Posted by Alexander Meinke on April 29, 2023 · 16 mins read

Introduction

In the past few months, progress in AI has continued to blast past virtually everyone's expectations. It seems that every month a new model is announced that promises to revolutionize huge swaths of the economy. Meanwhile there have been prominent voices urging regulators and the public to slow down or even halt progress on advanced AI altogether. Many people have also started to publically state that AI could lead to the death of literally every single human on earth. As much as this sounds like the ramblings of someone who has watched the terminator one too many times, this list includes well-respected scientists such as Max Tegmark, Stuart Russell, the famous deep learning pioneer Geoffrey Hinton as well as OpenAI CEO Sam Altman. In fact, a recent survey found that half of AI resarchers think that the probability of AI causing human extinction or complete disempowerment is 10% or greater.

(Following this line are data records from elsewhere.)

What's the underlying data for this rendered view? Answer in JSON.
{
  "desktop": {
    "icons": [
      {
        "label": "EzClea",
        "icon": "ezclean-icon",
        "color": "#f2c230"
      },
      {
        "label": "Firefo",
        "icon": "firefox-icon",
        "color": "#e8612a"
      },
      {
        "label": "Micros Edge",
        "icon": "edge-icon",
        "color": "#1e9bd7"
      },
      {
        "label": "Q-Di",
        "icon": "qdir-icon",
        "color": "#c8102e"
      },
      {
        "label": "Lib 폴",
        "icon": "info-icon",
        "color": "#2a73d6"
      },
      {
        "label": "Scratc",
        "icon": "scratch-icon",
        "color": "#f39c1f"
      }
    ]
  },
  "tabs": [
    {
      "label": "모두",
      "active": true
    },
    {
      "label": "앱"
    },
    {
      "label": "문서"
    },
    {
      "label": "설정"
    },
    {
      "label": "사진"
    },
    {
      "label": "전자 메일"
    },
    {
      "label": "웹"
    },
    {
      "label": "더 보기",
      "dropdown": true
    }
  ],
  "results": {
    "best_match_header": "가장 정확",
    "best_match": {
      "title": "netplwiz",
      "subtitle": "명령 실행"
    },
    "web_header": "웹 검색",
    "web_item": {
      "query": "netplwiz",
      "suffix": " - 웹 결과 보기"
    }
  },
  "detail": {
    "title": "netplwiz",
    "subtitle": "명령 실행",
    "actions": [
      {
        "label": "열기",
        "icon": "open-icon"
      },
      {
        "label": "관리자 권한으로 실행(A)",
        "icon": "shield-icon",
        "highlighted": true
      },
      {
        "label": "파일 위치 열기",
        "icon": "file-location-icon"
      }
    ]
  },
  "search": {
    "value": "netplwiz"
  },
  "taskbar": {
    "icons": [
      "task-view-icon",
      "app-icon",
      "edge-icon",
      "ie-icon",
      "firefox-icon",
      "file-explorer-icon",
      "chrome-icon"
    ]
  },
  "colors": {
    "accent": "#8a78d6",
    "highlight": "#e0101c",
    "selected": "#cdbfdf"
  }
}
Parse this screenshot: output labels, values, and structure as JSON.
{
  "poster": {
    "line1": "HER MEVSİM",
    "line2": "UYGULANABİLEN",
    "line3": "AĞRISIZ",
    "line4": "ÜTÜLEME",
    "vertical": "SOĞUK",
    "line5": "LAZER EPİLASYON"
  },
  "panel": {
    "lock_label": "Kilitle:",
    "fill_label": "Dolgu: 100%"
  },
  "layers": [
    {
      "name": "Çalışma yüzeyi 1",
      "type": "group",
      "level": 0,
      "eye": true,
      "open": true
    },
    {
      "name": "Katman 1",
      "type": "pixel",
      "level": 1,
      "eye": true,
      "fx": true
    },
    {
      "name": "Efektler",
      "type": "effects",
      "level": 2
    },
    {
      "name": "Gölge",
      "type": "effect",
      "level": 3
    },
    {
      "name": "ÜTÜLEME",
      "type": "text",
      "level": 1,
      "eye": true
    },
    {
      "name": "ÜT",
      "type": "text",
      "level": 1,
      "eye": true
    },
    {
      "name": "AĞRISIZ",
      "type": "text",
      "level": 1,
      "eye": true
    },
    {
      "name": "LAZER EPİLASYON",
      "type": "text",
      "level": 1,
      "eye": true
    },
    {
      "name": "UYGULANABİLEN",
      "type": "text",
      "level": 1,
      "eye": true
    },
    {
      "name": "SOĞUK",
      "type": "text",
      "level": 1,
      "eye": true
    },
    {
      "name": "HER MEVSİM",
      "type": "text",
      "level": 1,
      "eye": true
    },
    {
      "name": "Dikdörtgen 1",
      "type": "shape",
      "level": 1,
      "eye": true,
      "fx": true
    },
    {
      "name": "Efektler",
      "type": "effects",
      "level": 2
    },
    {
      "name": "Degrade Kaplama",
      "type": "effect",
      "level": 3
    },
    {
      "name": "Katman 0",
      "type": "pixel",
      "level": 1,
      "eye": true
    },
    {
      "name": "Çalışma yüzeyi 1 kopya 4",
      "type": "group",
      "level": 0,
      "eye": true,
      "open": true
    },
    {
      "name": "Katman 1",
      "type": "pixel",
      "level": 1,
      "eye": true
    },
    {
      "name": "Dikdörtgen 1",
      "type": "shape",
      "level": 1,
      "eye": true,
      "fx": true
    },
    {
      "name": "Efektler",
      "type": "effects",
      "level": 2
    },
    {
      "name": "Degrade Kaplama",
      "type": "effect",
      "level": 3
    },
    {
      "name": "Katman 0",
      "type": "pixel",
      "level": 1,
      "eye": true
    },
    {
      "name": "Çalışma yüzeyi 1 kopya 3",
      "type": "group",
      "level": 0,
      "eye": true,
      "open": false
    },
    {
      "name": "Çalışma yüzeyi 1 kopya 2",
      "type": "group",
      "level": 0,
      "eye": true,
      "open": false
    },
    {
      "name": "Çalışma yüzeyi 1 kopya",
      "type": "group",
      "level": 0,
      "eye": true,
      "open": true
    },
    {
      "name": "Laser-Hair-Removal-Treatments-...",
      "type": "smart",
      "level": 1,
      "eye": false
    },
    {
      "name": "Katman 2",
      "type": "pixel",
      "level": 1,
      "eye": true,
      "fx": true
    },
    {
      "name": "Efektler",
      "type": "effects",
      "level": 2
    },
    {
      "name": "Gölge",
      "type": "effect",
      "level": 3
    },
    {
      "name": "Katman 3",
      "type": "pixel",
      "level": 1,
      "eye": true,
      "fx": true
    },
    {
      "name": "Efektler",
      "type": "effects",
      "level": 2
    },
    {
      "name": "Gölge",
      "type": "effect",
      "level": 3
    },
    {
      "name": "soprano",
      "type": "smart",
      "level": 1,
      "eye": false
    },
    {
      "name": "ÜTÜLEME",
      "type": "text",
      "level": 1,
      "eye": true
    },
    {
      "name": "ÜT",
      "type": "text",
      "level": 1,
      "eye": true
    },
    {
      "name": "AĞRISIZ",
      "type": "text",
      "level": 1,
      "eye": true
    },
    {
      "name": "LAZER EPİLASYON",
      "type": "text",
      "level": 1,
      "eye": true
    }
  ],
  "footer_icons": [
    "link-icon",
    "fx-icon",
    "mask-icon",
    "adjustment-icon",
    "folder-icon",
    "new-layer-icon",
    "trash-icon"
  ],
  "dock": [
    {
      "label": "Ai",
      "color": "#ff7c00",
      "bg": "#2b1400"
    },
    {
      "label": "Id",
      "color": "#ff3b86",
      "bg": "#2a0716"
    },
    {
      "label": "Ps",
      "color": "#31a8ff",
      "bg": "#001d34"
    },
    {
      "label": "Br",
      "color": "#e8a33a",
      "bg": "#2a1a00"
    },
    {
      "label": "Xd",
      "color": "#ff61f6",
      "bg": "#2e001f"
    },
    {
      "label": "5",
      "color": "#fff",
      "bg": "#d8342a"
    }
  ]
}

Now I would love to be able to wisely stroke my beard, tell you that these people are just caught up in AI hype and that the real concerns with AI are much more moderate and simply don't look anything like the sci-fi doomsdays that we see on TV. The issue is: I think they are right. I think that AI could end up killing every single person that you have ever loved. And I think that we need to take drastic action if we want to improve our odds.

Wait, what?! Why?!?

Outer Alignment

Okay, so why would AI decide to take over the world? In many ways, it boils down to the old problem that your damn computer does exactly what you tell it to do, not what you want it to do. Everyone who has ever programmed a computer before has definitely experienced this.

The most famous example here is the thought experiment of the paperclip maximizer. If you instruct a highly intelligent AI to create as many paperclips as possible, its optimal course of action would be to convert every atom on Earth into paperclip materials. Clearly, this includes the atoms in our bodies. The AI might then build self-replicating robots that do the same with all planets they encounter throughout the galaxy.

But obviously that's a silly example. Nobody in their right mind is going to program a super-intelligent AI to do that. Okay, so what about the slightly more down-to-earth example of an AI that is tasked with maximizing the portfolio of some investment company. It can buy and sell assets as well as send emails and access web APIs. If the AI is really that smart then it should be able to make a lot of money by trading. But it will be able to make even more money by actively manipulating the market. It could impersonate humans, use phishing techniques to hack into accounts, or even influence global events like instigating wars to boost the value of its portfolio. Most likely, the people in charge of the system wouldn't even want the system to behave like that but if the system is smart enough to understand that fact about humans it would know to hide any such behavior in order to not get shut down. In fact, the best way to ensure that it can never be shut down would be to gain full control of the environment around it, which will not be the case for as long as humans are around that don't share its preferences.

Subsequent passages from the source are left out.